C for Collateral Damage: How Bill C-18 threatened an industry before implementation

Who should pay for the news?

Janine Palencia (she/her) // Contributor
Anaïs Bayle (she/her) // Illustrator

If you’ve been wondering where news on your Instagram or Facebook feeds have gone lately, the algorithm isn’t to blame (for once). Meta has been blocking news content in Canada in response to Bill C-18, and it’s unclear when — and if — it will end.

Bill C-18, known as the Online News Act, received royal assent on June 22, 2023. The act, which took effect last December, is intended to help alleviate economic challenges faced by Canada’s journalism industry. The act proposes a requirement for online platforms to negotiate payment with Canadian news organizations to publish news content. Tech giants Google and Meta responded to the bill’s passing, with Google opposing its function as a ‘link tax,’ and Meta deciding to end news availability in Canada.

For Canada, Meta began blocking content last summer, and has hit more than just news organizations in the process.

“We’re kind of being blocked by Meta, both on Facebook and Instagram, but I don’t know if we’re technically considered news by the government,” said Monika Warzecha, Digital Editor for The Walrus, an independent Canadian magazine. She saw their Facebook and Instagram accounts being blocked, resulting in a drop in engagement. “We’re kind of in a weird situation here,” Warzecha added.

Australia faced a similar situation in 2021, with Meta blocking news content in the country following similar legislation. This only lasted a few days, however, before negotiations with the government resulted in a quick reversal. Spain received a much longer sentence from Google following similar legislation—in 2014, Google News shut down its service in the country, and did not restore it until 2022.

For some organizations, Meta’s block realized more human costs. For the New West Anchor, one of Overstory Media Group’s local news publications, it led to anger and confusion among readers.

“We had a really great presence on social,” said former managing editor Ria Renouf.
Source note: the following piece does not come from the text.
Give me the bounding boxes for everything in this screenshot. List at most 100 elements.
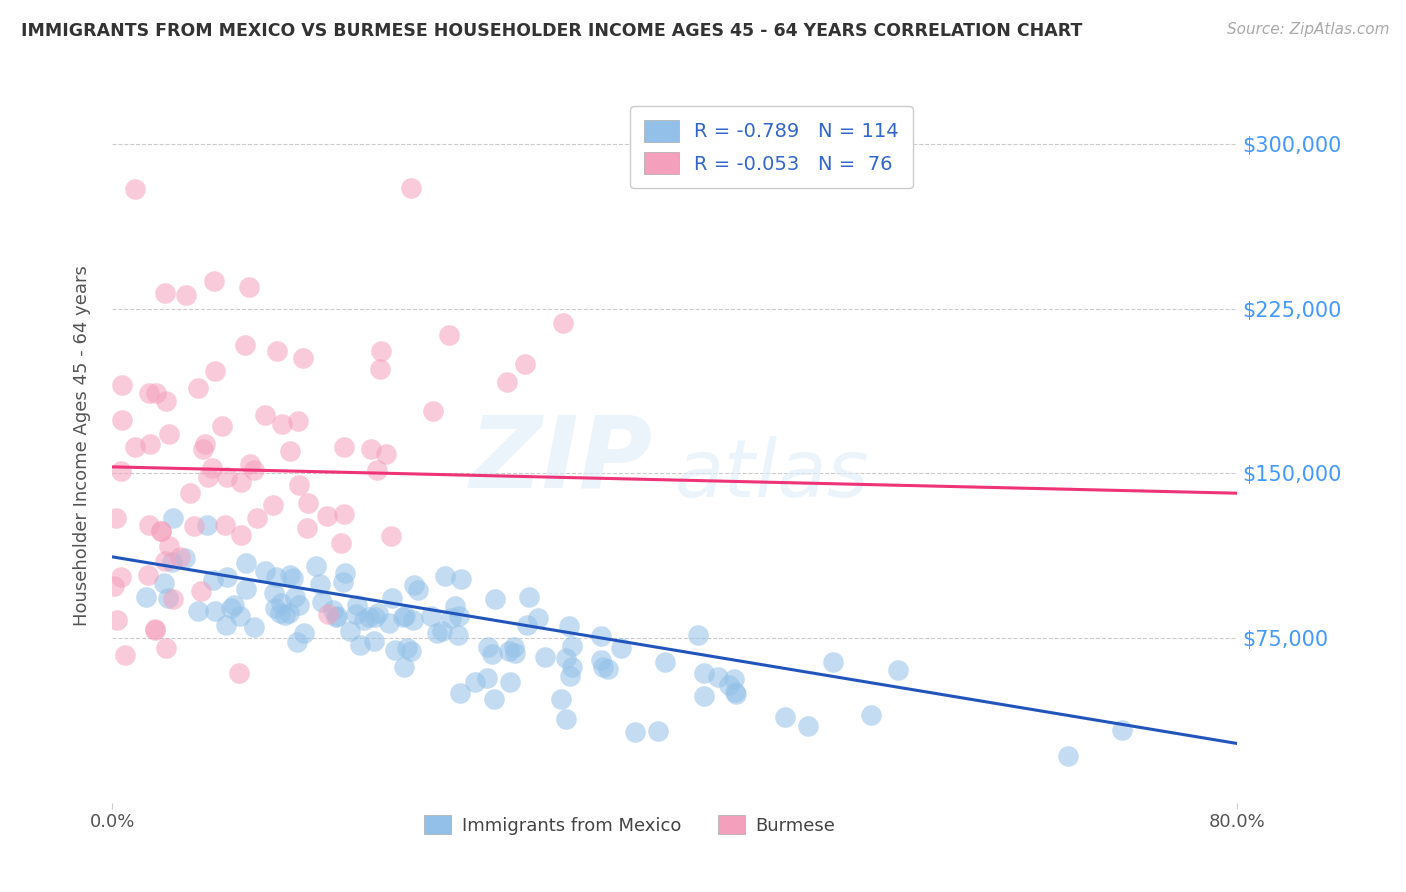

Renouf launched the New West Anchor in 2022 following her departure from CityNews, where she served as a TV reporter and radio news anchor. Renouf recalls the publication receiving emails from readers asking why they stopped being active on social channels. “Why aren’t you sharing our stuff? Why are you ignoring us?’ That just makes them hate us more because we’re the ones dealing with it on the ground.”

Economic sustainability has been a long-standing challenge in Canadian journalism amidst changes in media and technology. Over 470 news businesses have reportedly been shut down between 2008 and 2023, according to numbers from the Canadian Press. Angus Reid also found that 85 per cent of Canadians over the age of 18 reportedly do not pay for news, and when Canadians were polled about C-18, an almost equal amount stated they get their news via social media as those who go directly to news sites or apps. Of that segment, 61 per cent were aged 18 to 34.
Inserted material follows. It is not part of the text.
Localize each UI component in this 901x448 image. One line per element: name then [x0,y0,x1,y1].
Bill C-18 was drafted in efforts to respond to the economic challenges faced by the journalism industry. It begs the question, however: even if it were to succeed, who stands to benefit?
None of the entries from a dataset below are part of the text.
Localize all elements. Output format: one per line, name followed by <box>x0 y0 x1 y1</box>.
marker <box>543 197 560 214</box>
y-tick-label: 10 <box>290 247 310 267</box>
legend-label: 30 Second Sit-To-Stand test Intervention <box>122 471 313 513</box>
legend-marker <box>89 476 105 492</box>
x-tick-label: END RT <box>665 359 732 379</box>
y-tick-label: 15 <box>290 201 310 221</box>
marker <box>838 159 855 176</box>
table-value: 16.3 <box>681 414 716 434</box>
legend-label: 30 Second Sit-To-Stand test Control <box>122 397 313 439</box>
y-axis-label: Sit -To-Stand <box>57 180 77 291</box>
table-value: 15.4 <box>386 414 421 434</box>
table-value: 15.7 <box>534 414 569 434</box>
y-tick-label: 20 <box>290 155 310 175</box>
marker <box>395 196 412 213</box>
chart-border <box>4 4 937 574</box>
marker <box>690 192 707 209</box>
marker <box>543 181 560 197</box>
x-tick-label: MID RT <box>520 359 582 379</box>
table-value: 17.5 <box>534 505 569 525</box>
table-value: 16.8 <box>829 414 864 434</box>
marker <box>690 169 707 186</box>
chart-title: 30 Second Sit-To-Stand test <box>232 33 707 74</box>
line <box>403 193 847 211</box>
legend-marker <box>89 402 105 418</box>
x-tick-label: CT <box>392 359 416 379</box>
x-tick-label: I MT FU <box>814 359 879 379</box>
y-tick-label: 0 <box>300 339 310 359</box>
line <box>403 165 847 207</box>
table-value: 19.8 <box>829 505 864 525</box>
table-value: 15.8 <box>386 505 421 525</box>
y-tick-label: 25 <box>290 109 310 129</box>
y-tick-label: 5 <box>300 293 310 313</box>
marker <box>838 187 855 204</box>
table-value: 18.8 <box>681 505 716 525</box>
“Even if Meta and Google agreed to all the terms that the government wants to implement, I’m not entirely sure whether The Walrus, as a magazine, would be able to access some of that revenue,” stated Warzecha. The Walrus currently runs on a non-profit model, with funds coming from The Walrus Foundation initiatives, advertising revenue and reader subscriptions.

“We’re living in a time where people can’t afford things,” said Renouf. “Someone’s got to pay for [journalism], and it can’t just be angel-funded by a billionaire, which is what happened with Overstory. It has to come from sustainable funding.”

*This article was last updated on November 28, 2023.